Have you ever wondered what happens to paper cups in which we take our morning coffees on the go? Did you know that the cups are coated with a layer of plastic that makes them non-recyclable?

MA Design and Environment student Valentina Benito is running a campaign to raise awareness about the issue, and point consumers towards solutions for reducing its environmental impact. You can find out more about the campaign from its website, and download materials to participate. Valentina tells us more about herself and her initiative:

Q: How would you describe your design practice in a nutshell? What are your interests as a designer?

A: I’m a Chilean designer, my title is in integral design, which a little bit of everything, but oriented towards design management and project development. I worked for 5 years as a product developer for a retail company, designing and managing the production of home textile products, but I realised that I needed a big change in my life, I needed to find a way of working on something meaningful, something that I could enjoy and also make me feel like I’m contributing to a better world. I’ve always felt attracted to design projects related to culture, arts and crafts, community development and sustainability. That’s why, when I decided to quit my job and start this new life project, I got interested in London and in Goldsmiths.

Q: How did you become interested in the topic of recyclable paper cups?

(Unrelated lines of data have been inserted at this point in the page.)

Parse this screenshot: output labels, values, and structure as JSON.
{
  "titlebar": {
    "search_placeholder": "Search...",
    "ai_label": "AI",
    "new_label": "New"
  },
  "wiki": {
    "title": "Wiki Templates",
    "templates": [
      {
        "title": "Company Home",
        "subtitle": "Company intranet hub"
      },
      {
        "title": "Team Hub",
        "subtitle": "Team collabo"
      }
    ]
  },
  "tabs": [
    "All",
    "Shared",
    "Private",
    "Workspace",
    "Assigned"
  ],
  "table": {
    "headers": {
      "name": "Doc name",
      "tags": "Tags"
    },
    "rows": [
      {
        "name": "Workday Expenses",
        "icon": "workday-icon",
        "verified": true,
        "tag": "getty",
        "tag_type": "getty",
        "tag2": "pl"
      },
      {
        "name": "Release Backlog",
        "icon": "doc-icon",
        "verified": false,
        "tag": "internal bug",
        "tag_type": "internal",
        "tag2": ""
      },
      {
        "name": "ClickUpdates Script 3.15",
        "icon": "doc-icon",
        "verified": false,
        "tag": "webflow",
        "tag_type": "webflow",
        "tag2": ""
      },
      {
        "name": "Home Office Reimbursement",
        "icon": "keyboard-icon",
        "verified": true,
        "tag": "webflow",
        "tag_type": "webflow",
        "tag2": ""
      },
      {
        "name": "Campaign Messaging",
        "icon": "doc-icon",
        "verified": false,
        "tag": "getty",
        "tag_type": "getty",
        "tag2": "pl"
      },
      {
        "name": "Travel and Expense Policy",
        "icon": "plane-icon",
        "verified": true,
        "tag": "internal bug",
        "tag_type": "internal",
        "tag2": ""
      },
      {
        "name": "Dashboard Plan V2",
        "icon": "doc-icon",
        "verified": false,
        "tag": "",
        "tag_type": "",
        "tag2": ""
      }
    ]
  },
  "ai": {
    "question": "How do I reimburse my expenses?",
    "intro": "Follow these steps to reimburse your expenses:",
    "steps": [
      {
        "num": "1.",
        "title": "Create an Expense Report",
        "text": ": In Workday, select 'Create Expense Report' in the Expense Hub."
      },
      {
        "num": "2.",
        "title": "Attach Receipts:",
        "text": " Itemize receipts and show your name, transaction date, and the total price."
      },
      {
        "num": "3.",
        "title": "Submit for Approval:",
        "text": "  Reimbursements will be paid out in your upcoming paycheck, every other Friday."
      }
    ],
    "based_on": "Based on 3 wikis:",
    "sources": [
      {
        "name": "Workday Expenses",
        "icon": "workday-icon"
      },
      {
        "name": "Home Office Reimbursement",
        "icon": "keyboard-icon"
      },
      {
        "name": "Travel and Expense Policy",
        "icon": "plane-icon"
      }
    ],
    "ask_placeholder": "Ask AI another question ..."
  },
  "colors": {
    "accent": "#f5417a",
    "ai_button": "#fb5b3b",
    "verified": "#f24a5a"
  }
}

A: As part of the MA research process, I researched paper cups and how unsustainable they are, especially because of the misunderstanding that they generate in the users. Most people assume that, as they are made of cardboard, they can be recycled, but the truth is really far from that. The topic was so massive, that I continue developing it in other two modules. While trying to find the solution to an impossible problem, I came to the conclusion that the first step is communication, and that’s when I decided to create this campaign.

Q: What kind of research did you do to develop the project?

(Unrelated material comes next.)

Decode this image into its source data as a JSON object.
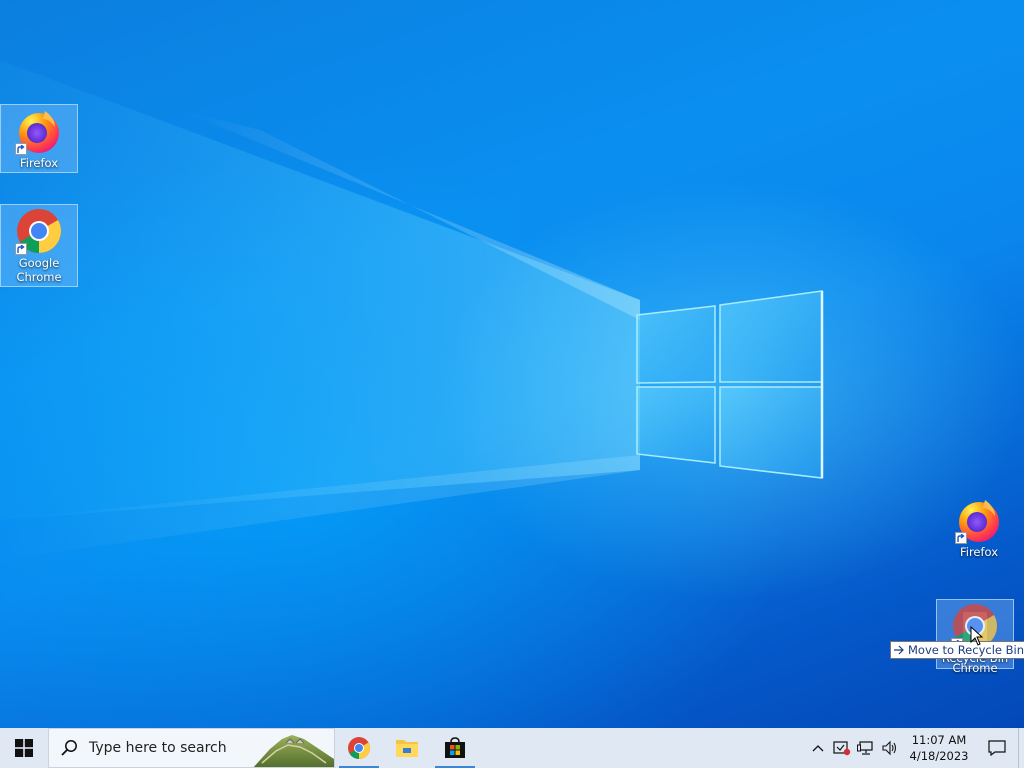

A: The research can be divided in two main stages: first, the life cycle and system behind disposable cups, including production, use, consumption and disposal; and second, understanding the use of disposable or reusable cups, considering contexts of use, where and why using each container and mapping types of users. Both stages included bibliographic and media review, which was combined with an ethnographic research. The latter was based on questionnaires, interviews, case studies, situational observation and a deep analysis of all these data together.

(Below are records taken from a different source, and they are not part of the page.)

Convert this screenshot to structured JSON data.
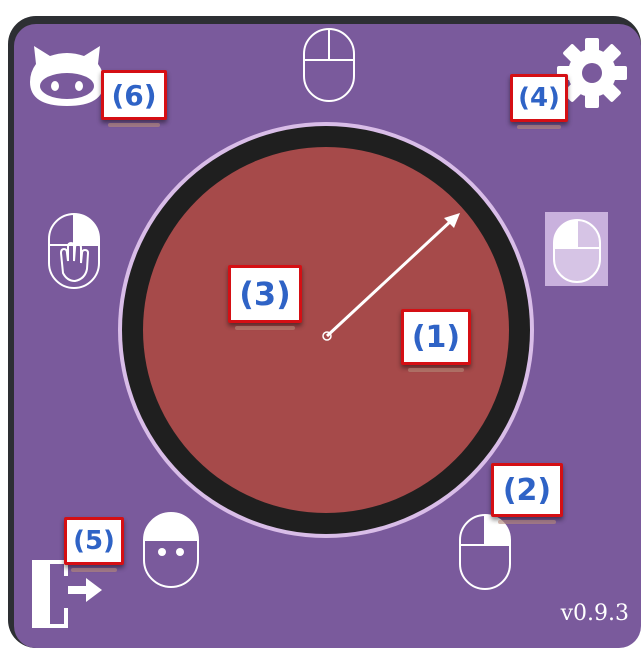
{
  "window": {
    "version": "v0.9.3"
  },
  "badges": {
    "b1": "(1)",
    "b2": "(2)",
    "b3": "(3)",
    "b4": "(4)",
    "b5": "(5)",
    "b6": "(6)"
  },
  "icons": {
    "top": "mouse-outline-icon",
    "left": "mouse-hand-grab-icon",
    "right": "mouse-left-click-icon",
    "bottom_left": "mouse-face-icon",
    "bottom_right": "mouse-right-click-icon",
    "github": "github-cat-icon",
    "settings": "gear-icon",
    "exit": "exit-door-icon"
  },
  "colors": {
    "panel": "#7a5a9c",
    "frame": "#2d2f33",
    "dial_fill": "#a64a4a",
    "dial_ring": "#1f1f1f",
    "badge_border": "#d50f14",
    "badge_text": "#2f63c6",
    "highlight": "#c9b1dd"
  }
}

Q: What are you hoping to achieve through your campaign?

A: The main objective is to create awareness of the fact that paper cups are not recyclable and they cannot be treated as paper. This is a pretty dramatic change of perspective and, of course, it can generate the feeling of being powerless about it, which is why the campaign also tries to connect this to what people can actually do about it:

  1. a) use reusable tumblers;
  2. b) avoid disposable cups when staying inside the coffee shops; and lastly, in case of using paper cups,
  3. c) recycle the cardboard sleeves and throw the rest in the general waste (unless there is a specialized bin for paper cups).

There is also a secondary expectation: that the campaign can generate a conversation about these kinds of daily objects and how big is the impact of our consumption choices in our environment. More than telling people “how nasty they are”, it is about people reflecting about choices and the little things that can have such a huge contribution, especially on the products and services that we consume every day.

Q: What kind of feedback did you receive while working on the project?

A: More than 90% of the people I interviewed assumed that paper cups should be thrown into recycling, and for most of them paper cups weren’t a problem because of that. These objects have a powerful “eco-friendly” image, which has made people believe they were actually good for environment. In the end, the problem has been made invisible, and when something is not publicly visible, it doesn’t exist.